Following completion, Interfor will work with Ilim Timber to evaluate the potential for various international marketing initiatives including Interfor serving as agent for Ilim Timber's European sales in North America and other potential joint opportunities in China, Japan, the Middle East and elsewhere.
"This transaction represents a significant step for Interfor," said Duncan Davies, Interfor's President and CEO. "The Tolleson mills are a great fit with our operations in the US Southeast and provide a larger footprint on which to build our presence in the region. Even more important, from a financial perspective, the transaction will be immediately accretive to Interfor."
Interfor's consideration for the Tolleson business(4) has been set at US$129.9 million in cash and retained liabilities plus 3.68 million Interfor shares.
On a pro forma basis, Ilim Timber will hold 5.5% of Interfor's outstanding shares, which will be subject to customary governance provisions including standstill and lockup arrangements.

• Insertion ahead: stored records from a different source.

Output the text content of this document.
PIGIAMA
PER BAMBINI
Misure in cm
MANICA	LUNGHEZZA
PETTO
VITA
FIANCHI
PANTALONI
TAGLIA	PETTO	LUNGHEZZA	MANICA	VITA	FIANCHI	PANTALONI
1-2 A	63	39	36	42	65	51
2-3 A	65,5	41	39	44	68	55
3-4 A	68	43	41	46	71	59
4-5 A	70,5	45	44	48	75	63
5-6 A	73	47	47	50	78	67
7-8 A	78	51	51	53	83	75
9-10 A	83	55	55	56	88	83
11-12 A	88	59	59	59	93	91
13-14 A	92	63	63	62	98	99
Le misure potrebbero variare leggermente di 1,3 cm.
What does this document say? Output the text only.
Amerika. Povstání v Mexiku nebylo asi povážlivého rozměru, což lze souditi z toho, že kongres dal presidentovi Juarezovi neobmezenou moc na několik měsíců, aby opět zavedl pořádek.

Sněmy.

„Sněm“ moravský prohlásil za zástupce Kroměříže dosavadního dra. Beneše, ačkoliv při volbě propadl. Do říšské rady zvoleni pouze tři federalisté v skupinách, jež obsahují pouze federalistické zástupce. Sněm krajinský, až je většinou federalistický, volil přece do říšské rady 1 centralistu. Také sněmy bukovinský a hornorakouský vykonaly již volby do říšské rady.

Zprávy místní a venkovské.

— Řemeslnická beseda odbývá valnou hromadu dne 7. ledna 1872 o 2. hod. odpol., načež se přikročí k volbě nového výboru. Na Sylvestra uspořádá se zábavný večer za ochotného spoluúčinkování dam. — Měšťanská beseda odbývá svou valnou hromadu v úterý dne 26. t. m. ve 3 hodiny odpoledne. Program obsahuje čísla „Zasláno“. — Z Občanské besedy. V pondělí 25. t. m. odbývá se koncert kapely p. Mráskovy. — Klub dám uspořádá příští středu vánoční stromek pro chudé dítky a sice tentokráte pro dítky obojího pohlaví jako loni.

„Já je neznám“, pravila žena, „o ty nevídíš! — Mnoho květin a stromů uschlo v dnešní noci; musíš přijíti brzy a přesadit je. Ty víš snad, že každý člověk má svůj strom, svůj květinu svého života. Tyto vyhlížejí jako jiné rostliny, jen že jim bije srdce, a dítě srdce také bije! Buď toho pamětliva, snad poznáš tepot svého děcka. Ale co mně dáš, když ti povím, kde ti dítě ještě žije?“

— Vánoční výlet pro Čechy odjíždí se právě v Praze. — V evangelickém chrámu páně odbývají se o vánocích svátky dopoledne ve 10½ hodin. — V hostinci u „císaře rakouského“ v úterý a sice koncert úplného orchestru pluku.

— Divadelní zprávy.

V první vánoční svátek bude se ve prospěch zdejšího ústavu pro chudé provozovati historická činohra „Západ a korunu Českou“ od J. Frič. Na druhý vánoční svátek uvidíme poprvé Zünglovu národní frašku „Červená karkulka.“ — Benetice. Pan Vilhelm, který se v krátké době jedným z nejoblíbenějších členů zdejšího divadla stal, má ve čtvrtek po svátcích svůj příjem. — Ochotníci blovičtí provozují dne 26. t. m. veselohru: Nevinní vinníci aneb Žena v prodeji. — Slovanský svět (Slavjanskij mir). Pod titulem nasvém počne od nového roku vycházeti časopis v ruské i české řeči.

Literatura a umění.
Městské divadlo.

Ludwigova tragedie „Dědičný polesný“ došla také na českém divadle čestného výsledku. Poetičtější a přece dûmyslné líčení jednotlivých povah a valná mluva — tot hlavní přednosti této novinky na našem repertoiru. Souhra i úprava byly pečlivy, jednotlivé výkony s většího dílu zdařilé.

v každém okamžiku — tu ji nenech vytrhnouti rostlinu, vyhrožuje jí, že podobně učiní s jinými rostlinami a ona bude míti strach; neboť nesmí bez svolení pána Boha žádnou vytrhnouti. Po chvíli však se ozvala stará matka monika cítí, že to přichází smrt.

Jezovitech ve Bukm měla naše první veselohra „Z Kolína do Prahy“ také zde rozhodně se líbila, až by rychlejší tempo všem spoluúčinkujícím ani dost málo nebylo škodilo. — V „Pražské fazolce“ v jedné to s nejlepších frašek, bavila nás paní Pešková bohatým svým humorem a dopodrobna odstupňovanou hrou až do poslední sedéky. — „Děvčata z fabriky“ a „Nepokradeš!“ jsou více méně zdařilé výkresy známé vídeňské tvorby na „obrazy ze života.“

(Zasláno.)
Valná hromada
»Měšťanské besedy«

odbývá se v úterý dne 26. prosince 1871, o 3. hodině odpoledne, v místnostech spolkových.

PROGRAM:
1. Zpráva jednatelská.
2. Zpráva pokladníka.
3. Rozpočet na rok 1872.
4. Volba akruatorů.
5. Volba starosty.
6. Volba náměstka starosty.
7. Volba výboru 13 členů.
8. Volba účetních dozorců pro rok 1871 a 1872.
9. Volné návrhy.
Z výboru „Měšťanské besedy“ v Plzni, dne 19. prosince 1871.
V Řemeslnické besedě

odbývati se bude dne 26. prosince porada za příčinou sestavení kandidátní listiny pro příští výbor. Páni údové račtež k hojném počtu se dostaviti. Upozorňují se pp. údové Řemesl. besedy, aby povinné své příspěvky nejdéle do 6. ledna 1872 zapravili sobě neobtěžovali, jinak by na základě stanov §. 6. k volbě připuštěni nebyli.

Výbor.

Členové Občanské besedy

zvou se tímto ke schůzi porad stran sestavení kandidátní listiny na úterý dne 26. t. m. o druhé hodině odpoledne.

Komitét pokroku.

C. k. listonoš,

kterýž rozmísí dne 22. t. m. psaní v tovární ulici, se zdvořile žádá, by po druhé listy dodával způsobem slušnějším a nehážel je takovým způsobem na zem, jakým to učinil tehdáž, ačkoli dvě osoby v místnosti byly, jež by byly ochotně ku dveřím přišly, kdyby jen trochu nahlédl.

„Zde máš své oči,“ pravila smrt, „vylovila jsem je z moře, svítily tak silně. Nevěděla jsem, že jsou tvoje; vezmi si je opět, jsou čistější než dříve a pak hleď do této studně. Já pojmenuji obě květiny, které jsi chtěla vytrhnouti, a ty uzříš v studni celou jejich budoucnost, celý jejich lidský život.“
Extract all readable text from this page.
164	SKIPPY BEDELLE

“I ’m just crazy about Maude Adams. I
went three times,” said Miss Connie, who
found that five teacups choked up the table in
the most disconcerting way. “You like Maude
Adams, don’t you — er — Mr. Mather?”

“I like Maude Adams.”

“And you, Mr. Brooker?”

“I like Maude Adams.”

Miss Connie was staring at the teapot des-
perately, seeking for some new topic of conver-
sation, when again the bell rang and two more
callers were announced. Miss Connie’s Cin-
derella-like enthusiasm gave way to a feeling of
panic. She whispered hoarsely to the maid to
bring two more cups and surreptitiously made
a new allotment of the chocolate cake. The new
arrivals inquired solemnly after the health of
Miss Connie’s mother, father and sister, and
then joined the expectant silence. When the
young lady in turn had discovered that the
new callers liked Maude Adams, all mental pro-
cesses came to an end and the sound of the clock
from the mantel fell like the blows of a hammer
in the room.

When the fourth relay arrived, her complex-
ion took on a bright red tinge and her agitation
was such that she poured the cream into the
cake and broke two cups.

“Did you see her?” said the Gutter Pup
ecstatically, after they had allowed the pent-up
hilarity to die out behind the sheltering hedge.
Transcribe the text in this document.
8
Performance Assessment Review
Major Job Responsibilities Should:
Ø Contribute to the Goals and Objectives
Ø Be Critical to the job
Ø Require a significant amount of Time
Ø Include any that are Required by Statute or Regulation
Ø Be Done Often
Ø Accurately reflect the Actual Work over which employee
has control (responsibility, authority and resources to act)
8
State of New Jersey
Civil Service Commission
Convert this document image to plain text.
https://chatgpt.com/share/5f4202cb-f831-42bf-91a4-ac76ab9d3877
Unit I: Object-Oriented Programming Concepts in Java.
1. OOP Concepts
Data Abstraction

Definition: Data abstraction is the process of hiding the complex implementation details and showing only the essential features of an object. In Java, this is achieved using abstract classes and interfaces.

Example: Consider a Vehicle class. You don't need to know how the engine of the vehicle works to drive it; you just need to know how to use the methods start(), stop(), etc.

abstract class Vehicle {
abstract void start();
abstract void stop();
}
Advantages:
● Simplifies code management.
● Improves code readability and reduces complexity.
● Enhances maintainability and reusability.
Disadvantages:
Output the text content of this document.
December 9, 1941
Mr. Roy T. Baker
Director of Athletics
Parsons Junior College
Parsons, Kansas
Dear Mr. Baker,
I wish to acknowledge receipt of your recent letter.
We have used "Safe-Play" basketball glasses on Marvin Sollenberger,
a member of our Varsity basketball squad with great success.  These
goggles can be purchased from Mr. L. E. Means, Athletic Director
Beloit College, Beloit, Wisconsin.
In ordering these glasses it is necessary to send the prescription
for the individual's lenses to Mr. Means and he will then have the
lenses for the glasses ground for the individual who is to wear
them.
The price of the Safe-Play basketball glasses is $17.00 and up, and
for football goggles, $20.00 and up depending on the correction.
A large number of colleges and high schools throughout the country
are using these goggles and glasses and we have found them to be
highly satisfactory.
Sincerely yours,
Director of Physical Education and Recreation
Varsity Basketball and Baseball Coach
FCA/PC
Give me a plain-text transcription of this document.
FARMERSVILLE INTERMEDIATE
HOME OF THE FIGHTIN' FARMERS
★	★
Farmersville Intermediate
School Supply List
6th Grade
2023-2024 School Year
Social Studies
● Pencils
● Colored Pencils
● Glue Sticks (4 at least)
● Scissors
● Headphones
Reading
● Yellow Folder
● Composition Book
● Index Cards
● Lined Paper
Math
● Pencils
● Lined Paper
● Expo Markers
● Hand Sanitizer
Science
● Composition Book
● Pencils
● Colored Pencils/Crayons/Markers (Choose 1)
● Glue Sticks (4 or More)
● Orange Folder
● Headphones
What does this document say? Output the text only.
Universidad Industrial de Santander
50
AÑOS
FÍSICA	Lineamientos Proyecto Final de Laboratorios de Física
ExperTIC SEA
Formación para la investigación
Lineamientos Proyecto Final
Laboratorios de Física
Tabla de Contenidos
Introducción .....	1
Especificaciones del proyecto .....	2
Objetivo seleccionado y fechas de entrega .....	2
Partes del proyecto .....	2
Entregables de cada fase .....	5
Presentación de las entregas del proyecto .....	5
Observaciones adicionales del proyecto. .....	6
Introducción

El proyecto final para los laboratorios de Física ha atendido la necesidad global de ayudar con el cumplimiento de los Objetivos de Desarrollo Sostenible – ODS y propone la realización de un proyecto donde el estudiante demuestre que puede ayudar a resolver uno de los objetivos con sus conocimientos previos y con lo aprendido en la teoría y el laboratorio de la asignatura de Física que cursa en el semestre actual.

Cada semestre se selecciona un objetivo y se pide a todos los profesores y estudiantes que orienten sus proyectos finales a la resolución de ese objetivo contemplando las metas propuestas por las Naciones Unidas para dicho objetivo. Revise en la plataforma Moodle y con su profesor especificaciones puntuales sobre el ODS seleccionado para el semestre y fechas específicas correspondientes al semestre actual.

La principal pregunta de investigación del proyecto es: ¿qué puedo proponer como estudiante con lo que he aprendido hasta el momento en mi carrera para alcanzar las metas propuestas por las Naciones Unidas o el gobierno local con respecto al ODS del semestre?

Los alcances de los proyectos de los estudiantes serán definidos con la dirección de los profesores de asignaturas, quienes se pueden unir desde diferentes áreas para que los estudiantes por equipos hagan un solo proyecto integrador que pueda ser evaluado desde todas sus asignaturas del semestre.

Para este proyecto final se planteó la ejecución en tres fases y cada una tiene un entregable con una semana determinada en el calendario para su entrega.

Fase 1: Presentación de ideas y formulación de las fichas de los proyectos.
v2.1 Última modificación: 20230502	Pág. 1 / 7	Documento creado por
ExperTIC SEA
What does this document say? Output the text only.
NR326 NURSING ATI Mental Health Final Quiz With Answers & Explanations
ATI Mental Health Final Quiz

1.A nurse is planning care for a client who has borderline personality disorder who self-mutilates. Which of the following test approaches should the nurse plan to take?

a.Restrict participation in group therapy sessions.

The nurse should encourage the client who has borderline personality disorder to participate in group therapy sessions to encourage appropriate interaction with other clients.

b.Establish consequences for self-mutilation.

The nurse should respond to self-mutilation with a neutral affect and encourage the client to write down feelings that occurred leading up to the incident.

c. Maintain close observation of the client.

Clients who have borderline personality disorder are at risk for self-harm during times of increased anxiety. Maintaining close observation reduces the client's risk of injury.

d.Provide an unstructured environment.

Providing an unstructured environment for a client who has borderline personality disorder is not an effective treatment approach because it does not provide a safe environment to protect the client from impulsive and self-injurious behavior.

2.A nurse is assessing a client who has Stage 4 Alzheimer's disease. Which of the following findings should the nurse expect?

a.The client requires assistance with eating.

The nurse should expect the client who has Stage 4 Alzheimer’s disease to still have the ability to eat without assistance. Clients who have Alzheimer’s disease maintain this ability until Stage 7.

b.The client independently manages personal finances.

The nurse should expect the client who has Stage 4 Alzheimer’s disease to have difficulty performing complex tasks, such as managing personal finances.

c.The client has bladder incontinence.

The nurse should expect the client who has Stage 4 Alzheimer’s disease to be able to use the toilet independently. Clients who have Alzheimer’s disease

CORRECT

As part of the transaction, Ilim Timber will have the right to designate one nominee for election to Interfor's Board of Directors. Ilim Timber's Board nominee will be Mr. Paul Herbert, who retired recently as the Chief Executive Officer of Ilim Group, Russia's largest forestry, pulp and paper company, a joint venture between International Paper Company ("IP"), Ilim Timber's principals and other investors.
Prior to joining Ilim Group in 2007, Mr. Herbert served in a senior executive capacity with IP for more than 20 years. Mr. Herbert studied engineering at East London Polytechnic University in England and later attended Texas A&M for an EMBA.
Mr. Herbert will be appointed to Interfor's Board of Directors on the closing of the transaction and will stand for election at the Company's Annual General Meeting in May.
Rusty Wood, Tolleson's Chief Executive Officer, will remain with Interfor following the transaction in an advisory capacity on matters related to business strategy.
The transaction is structured to allow Interfor to maintain a strong capital structure that will allow it to continue to pursue additional growth initiatives. The Net Debt to Invested Capital will increase from 23% as at September 30, 2013 to approximately 33% on a pro forma basis. In conjunction with the closing of the transaction, Interfor will increase its bank operating lines by $50 million, which will provide the company with approximately $120 million of liquidity on a pro forma basis.
The completion of the transaction is subject to customary conditions and regulatory approvals including the approval of the TSX, and is expected to close in the first quarter of 2014.
(5) Including working capital of US$7.8 million.